Es muy conocido el poema de Tagore: “Yo dormía, y soñaba que la vida era alegría. Desperté y comprendí que la vida era servicio. Serví y encontré la alegría”. Y posiblemente todos hemos escuchado el dicho “El que no vive para servir, no sirve para vivir”, es decir malgasta la vida, pues todos caminamos hacia nuestra muerte llevando en nuestras manos las cosas que hemos dado.
La vida no se mide por los títulos obtenidos, ni por las riquezas acumuladas. No se mide por las ropas o zapatos que llevamos, el reloj en la muñeca, los anillos en los dedos o las cadenas en el cuello. No se mide por la mansión o el rancho que habitamos, por el carro que manejamos, o por las personas con las que nos relacionamos. No se mide por los cargos que ocupamos, ni por la cantidad de personas que nos sirven, o el número de seguidores en las redes.
La vida se mide por lo que hemos hecho y hacemos: si nuestras acciones alimentan la vida de los demás o la dañan. Se mide por la felicidad o la tristeza que proporcionamos. Se mide por los compromisos que cumplimos y las confianzas que traicionamos. . Se mide por el amor o el temor que provocamos.

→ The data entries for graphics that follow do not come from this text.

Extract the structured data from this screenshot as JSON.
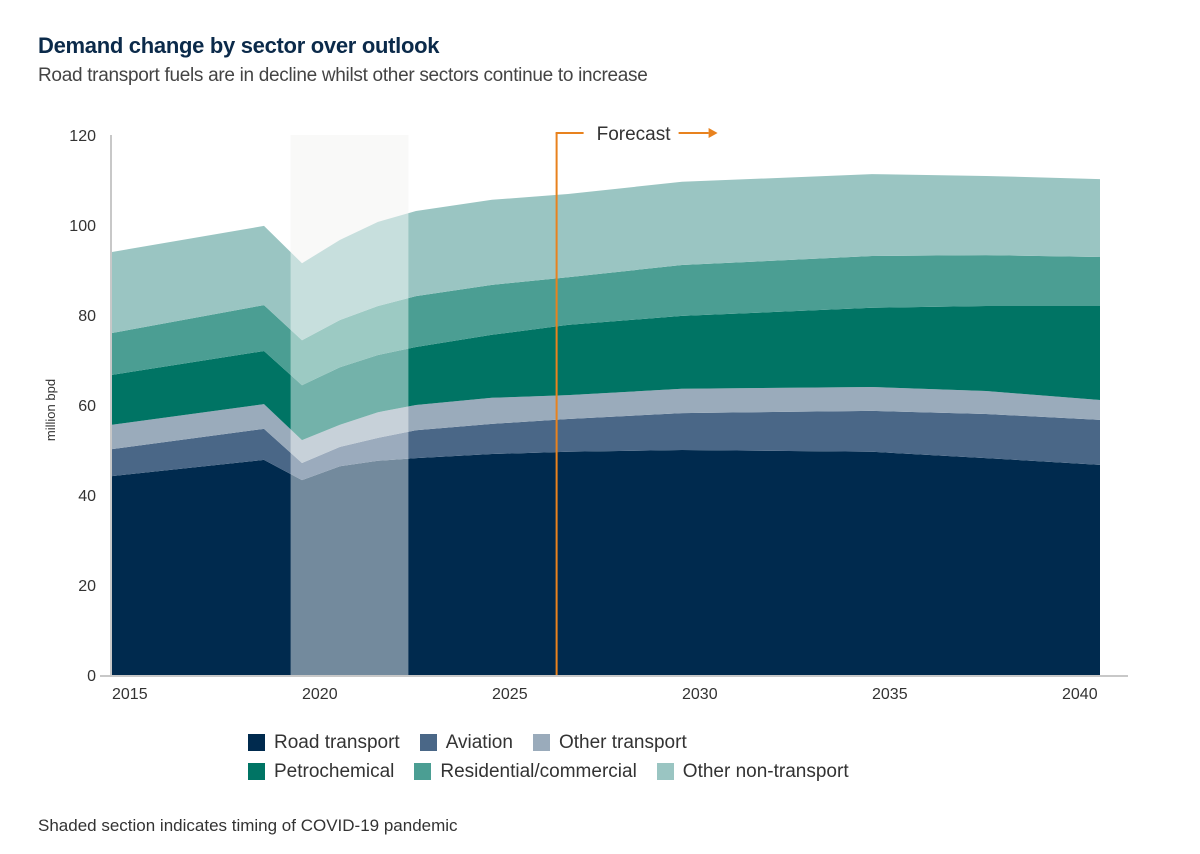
{
  "chart_data": {
    "type": "area",
    "stacked": true,
    "title": "Demand change by sector over outlook",
    "subtitle": "Road transport fuels are in decline whilst other sectors continue to increase",
    "ylabel": "million bpd",
    "xlabel": "",
    "ylim": [
      0,
      120
    ],
    "xlim": [
      2015,
      2041
    ],
    "yticks": [
      0,
      20,
      40,
      60,
      80,
      100,
      120
    ],
    "xticks": [
      2015,
      2020,
      2025,
      2030,
      2035,
      2040
    ],
    "grid": false,
    "legend_placement": "bottom",
    "x": [
      2015,
      2019,
      2020,
      2021,
      2022,
      2023,
      2025,
      2027,
      2030,
      2035,
      2038,
      2041
    ],
    "series": [
      {
        "name": "Road transport",
        "color": "#002a4e",
        "values": [
          44.2,
          47.8,
          43.3,
          46.4,
          47.6,
          48.2,
          49.1,
          49.6,
          50.0,
          49.6,
          48.2,
          46.7
        ]
      },
      {
        "name": "Aviation",
        "color": "#4a6787",
        "values": [
          6.0,
          6.9,
          3.8,
          4.3,
          5.1,
          6.2,
          6.7,
          7.3,
          8.2,
          9.1,
          9.8,
          10.0
        ]
      },
      {
        "name": "Other transport",
        "color": "#9aabbb",
        "values": [
          5.4,
          5.5,
          5.1,
          4.9,
          5.7,
          5.6,
          5.8,
          5.3,
          5.4,
          5.3,
          5.1,
          4.4
        ]
      },
      {
        "name": "Petrochemical",
        "color": "#007464",
        "values": [
          11.1,
          11.8,
          12.2,
          12.8,
          12.7,
          12.9,
          14.0,
          15.6,
          16.2,
          17.6,
          18.9,
          20.9
        ]
      },
      {
        "name": "Residential/commercial",
        "color": "#4b9e93",
        "values": [
          9.3,
          10.2,
          10.0,
          10.5,
          10.9,
          11.3,
          11.1,
          10.6,
          11.3,
          11.5,
          11.3,
          10.9
        ]
      },
      {
        "name": "Other non-transport",
        "color": "#9ac5c2",
        "values": [
          18.0,
          17.6,
          17.1,
          17.8,
          18.7,
          18.9,
          18.9,
          18.5,
          18.5,
          18.2,
          17.6,
          17.3
        ]
      }
    ],
    "annotations": {
      "forecast_label": "Forecast",
      "forecast_start_year": 2026.7,
      "forecast_color": "#e8821e",
      "shaded_period": [
        2019.7,
        2022.8
      ]
    },
    "footnote": "Shaded section indicates timing of COVID-19 pandemic"
  }
}
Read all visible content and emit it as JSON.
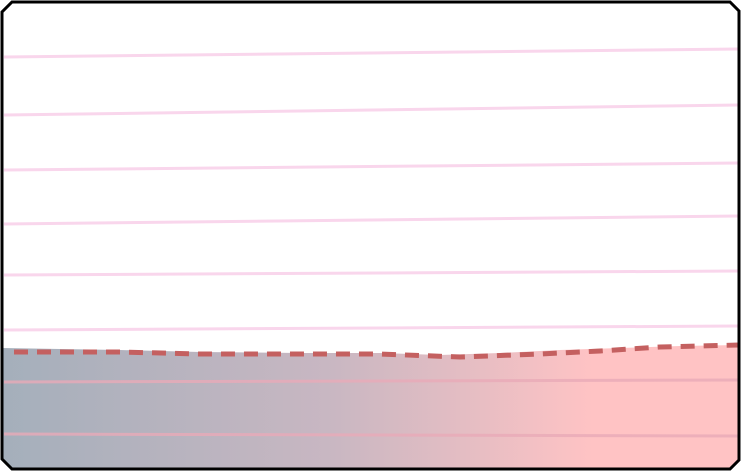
{
  "scene": {
    "water_level": 0.265,
    "colors": {
      "background": "#ffffff",
      "border": "#000000",
      "notebook_line": "#f9d6ec",
      "water_left": "#a4afbb",
      "water_mid": "#c9b7c2",
      "water_right": "#ffc3c4",
      "water_line": "#e8aab8",
      "surface_line": "#c46060"
    }
  }
}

Tolstoi decía que “el secreto de la felicidad no consiste en hacer siempre lo que uno quiere, sino en querer siempre lo que uno hace”, es decir, en vivirlo todo intensamente, con talante positivo. La gente más feliz no es la que tiene lo mejor de todo, sino la que hace lo mejor con lo que tiene. No olvidemos que felicidad viene de la palabra latina felix, que significa “fecundo”, “fértil”, “fructífero”, lo que indicaría que la felicidad tiene que ver con la generosidad, la entrega y el servicio. Recordemos también que las dos cosas más importantes en la vida, que son el amor y la felicidad, sólo se consiguen dándolas. Si quieres llenarte de amor, da mucho amor. Si quieres ser feliz, dedícate a hacer felices a los demás Cuanta más felicidad damos, más nos llenamos de ella. La felicidad es una puerta que se abre siempre hacia fuera. En breve, el secreto de la felicidad reside en darla y no en esperarla pues sólo el amor, es decir, la capacidad de vivir dando vida, sirviendo, nos llena de felicidad.
Murió un mandarín muy santo y cuando los ángeles lo llevaban al cielo, les dijo que toda su vida había querido conocer cómo era el infierno y les rogó, por favor, que lo llevaran para darle un vistazo.
Los ángeles accedieron de buena gana, lo llevaron al infierno y al llegar, vio sorprendido que no era como había imaginado con diablos con tridentes y enormes llamaradas de fuego donde se consumían los condenados. Era más bien un enorme comedor donde los condenados estaban sentados a la mesa en la que había grandes ollas de arroz. Pero en vez de palitos para comer el arroz, cada uno tenía una larga vara aferrada a su mano, con la que le era imposible alimentarse. Todo era desesperación, gritos, angustia, y llanto.
Después de esta visión dantesca, fueron al cielo y el mandarín vio sorprendido que era idéntico al infierno: Un enorme comedor con los bienaventurados sentados a la mesa. Cada uno también tenía en su mano una larga vara. Pero había una diferencia que lo cambiaba todo: cada uno, en vez de alimentarse él, le daba la comida al que tenía en frente.
Cielo o infierno: la diferencia está entre el servicio o el egoísmo. Las personas serviciales crean un ambiente de alegría y paz profunda en sí mismas y en los demás. Donde impera el egoísmo y la ambición, las relaciones se convierten en un infierno para todos.